Abstract

We re-examine foreign investment risk-mitigating effects of firm experience and equity stakes using an empirical context largely ignored by international business (IB) research: project investment companies (PICs). PICs permit cleaner separation of individual investment project risk from the parent firm, which may otherwise pool risk characteristics from managing multiple projects across different industries and countries. PICs also permit potentially unbiased, prospective risk assessment at the time of a project’s initial announcement based on the mix of debt and equity funding the project. In observing risk at initial announcement, we can also observe risk characteristics for completed and uncompleted projects.
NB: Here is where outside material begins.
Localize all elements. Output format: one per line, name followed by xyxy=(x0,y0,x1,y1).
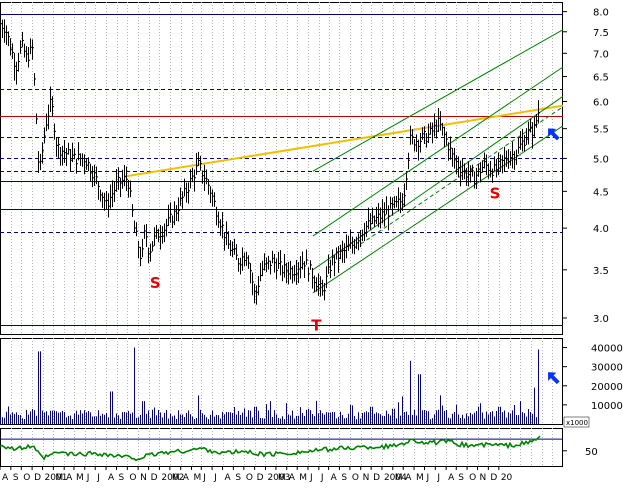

Consistent with previous IB research, our analyses of 396 PICs announced in 53 countries from 1990-2006 indicate that investment risk measured as the percentage of equity capital funding a PIC decreases with greater host-country policy stability, lead-investor experience in the host country, and lead-investor equity stakes. But contrary to previous IB research, we find that lead-sponsor experience and equity stakes reduce overall PIC equity less (not more) at announcement as host-country policy stability deteriorates. From a PIC perspective, investor experience and equity stakes are complements to (not substitutes for) host-country policy stability. We confirm these trends with alternative analyses replacing the percentage of PIC equity at announcement with a related risk measure, whether there is a substantial delay in securing financing for the PIC after it is announced. PIC-based evidence complements existing evidence on foreign investment project risk and suggests future research opportunities that might benefit from integrating both evidentiary sources.